The real point is the technological gap. There were African states with large-scale identities, but they were so hopeless behind in technological terms ("backward" is a relative thing: there had been great advances
in an African context since 1800) that the European powers could destroy them easily. Then the European powers played them off and exploited them,
creating much of the "tribalism and backwardness". It was simply a matter of technology and education.
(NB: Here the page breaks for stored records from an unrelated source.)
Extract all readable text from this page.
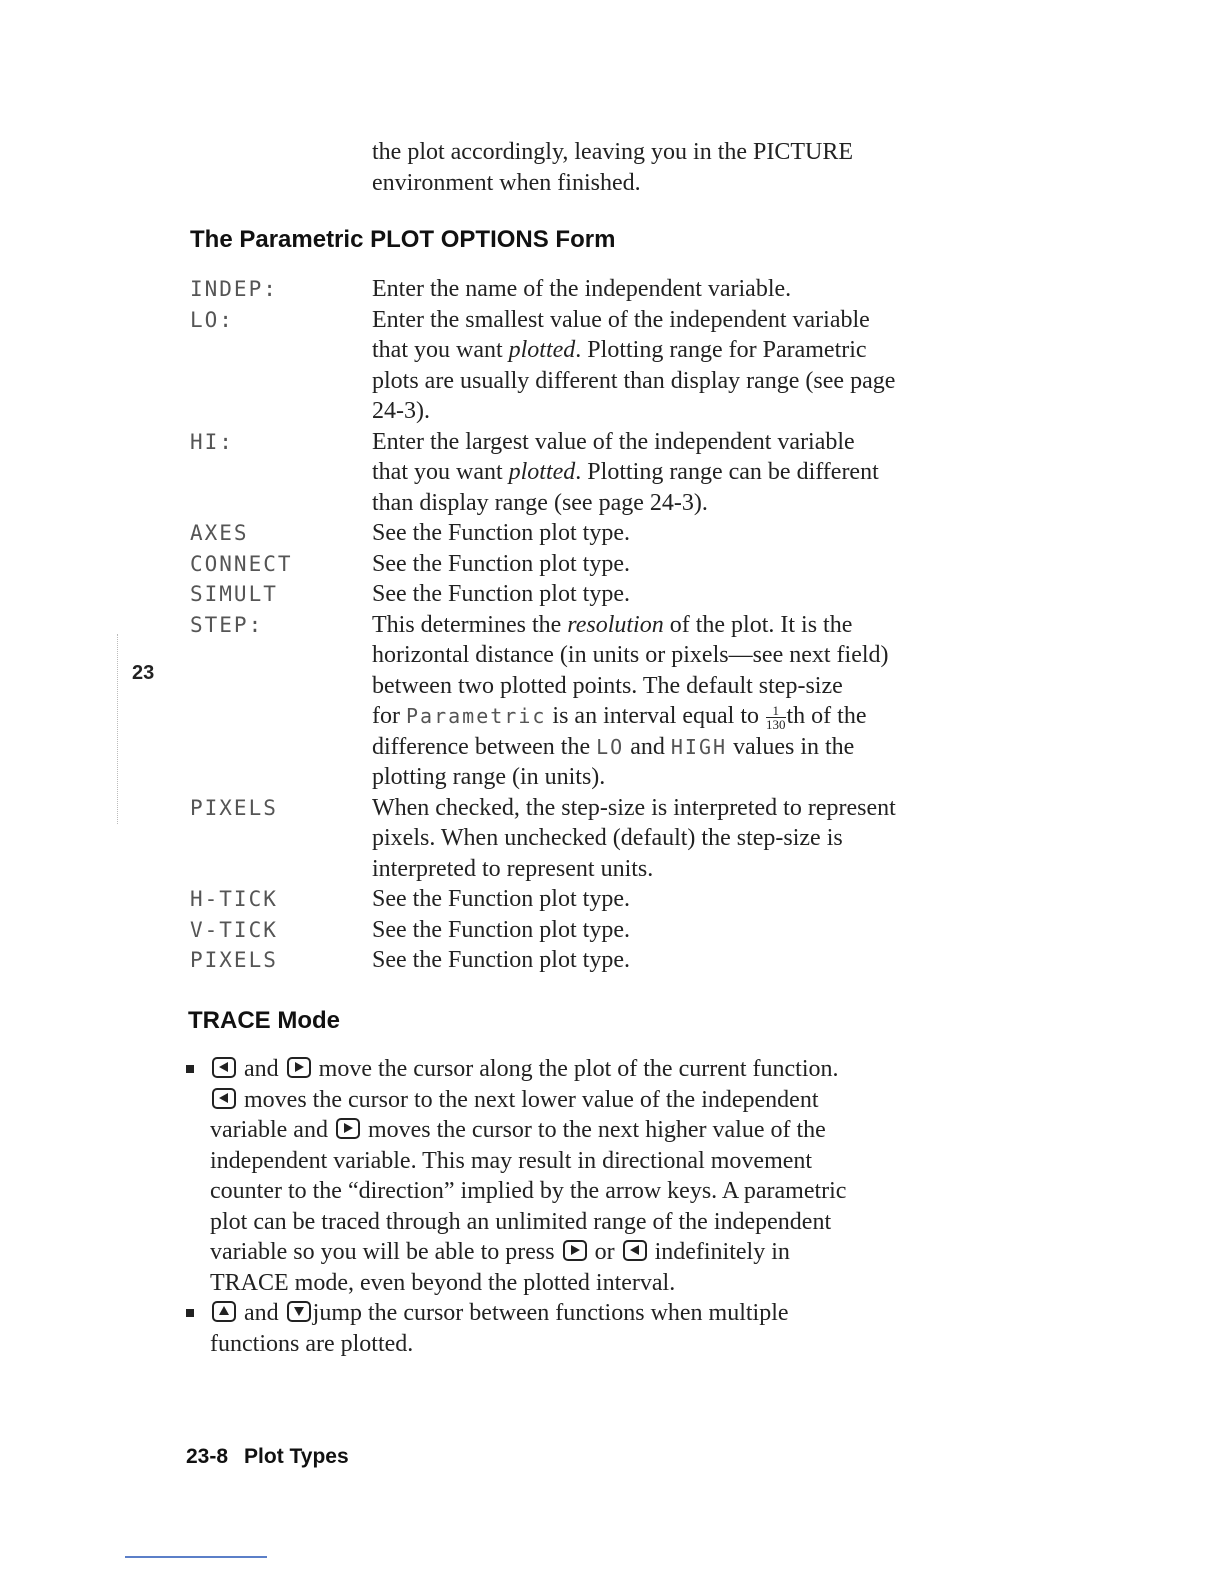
the plot accordingly, leaving you in the PICTURE
environment when finished.
The Parametric PLOT OPTIONS Form
INDEP:	Enter the name of the independent variable.
LO:	Enter the smallest value of the independent variable
that you want plotted. Plotting range for Parametric
plots are usually different than display range (see page
24-3).
HI:	Enter the largest value of the independent variable
that you want plotted. Plotting range can be different
than display range (see page 24-3).
AXES	See the Function plot type.
CONNECT	See the Function plot type.
SIMULT	See the Function plot type.
STEP:	This determines the resolution of the plot. It is the
horizontal distance (in units or pixels—see next field)
between two plotted points. The default step-size
for Parametric is an interval equal to $\frac{1}{130}$ th of the
difference between the LO and HIGH values in the
plotting range (in units).
PIXELS	When checked, the step-size is interpreted to represent
pixels. When unchecked (default) the step-size is
interpreted to represent units.
H-TICK	See the Function plot type.
V-TICK	See the Function plot type.
PIXELS	See the Function plot type.
TRACE Mode
and move the cursor along the plot of the current function.
moves the cursor to the next lower value of the independent
variable and moves the cursor to the next higher value of the
independent variable. This may result in directional movement
counter to the “direction” implied by the arrow keys. A parametric
plot can be traced through an unlimited range of the independent
variable so you will be able to press or indefinitely in
TRACE mode, even beyond the plotted interval.
and jump the cursor between functions when multiple
functions are plotted.
23
23-8 Plot Types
An empire which is all metropole has to educate its people and invest in their lands to prosper (and Britain had much earlier problems with Ireland, a metropolitan territory), but the Anglo-French overseas model was an exploitive one.
You're essential point is valid, but it has various common misconceptions about African history mixed in.
The Austro-Hungarian Empire was dealing with mostly well-educated Europeans who were aware of their equality to the Austrians and Hungarians, were very nationalistic, were unified with their own cultures and languages, were organized and able to voice their opinions well and fight together and therefore wanted a say. Giving the Czechs autonomy or even co-ruler status would make ruling the Empire much easier and I suppose the Austrians could set it up as the Kingdom of Bohemia tied in personal union to the Habsurg crown. It had existed well into the 19th century under Emperor Ferdinand I of Austria, making it a resurrection. IIRC, the Czechs composed another 13% of the A-H's population, giving the ruling groups a more comfortable majority of 57%.
There were some serious attempts to go through with this almost from 1867 onwards. The benefits were obvious, but the triicky issue was
German popular nationalism. In the pre-Italian War Germanisation era, all government officials in Czechia needed to know German. Nothing else was required. The upshot was that German was known to every educated Czech, but most of the Germans (concentrated in the recently re-Czechified towns and the Sudetenland) didn't know Czech. This meant that any change from the status quo, even the seeming compromise of requiring both languages, would actually weight the system in favour of Czechs, who were already bilingual (whereas requiring
either language was impractical in a bilingual country, and requiring Czech would have given the Germans fatal conniptions). This wouldn't have been at all unreasonable in a Czech state, but it generated outrage among the German community within whatever Austria-Hungary was (the Berlin government also picked up on the issue to attract nationalist support and increase influence over Austria) and so a triple-monarchy never made it through despite several attempts by the Vienna government.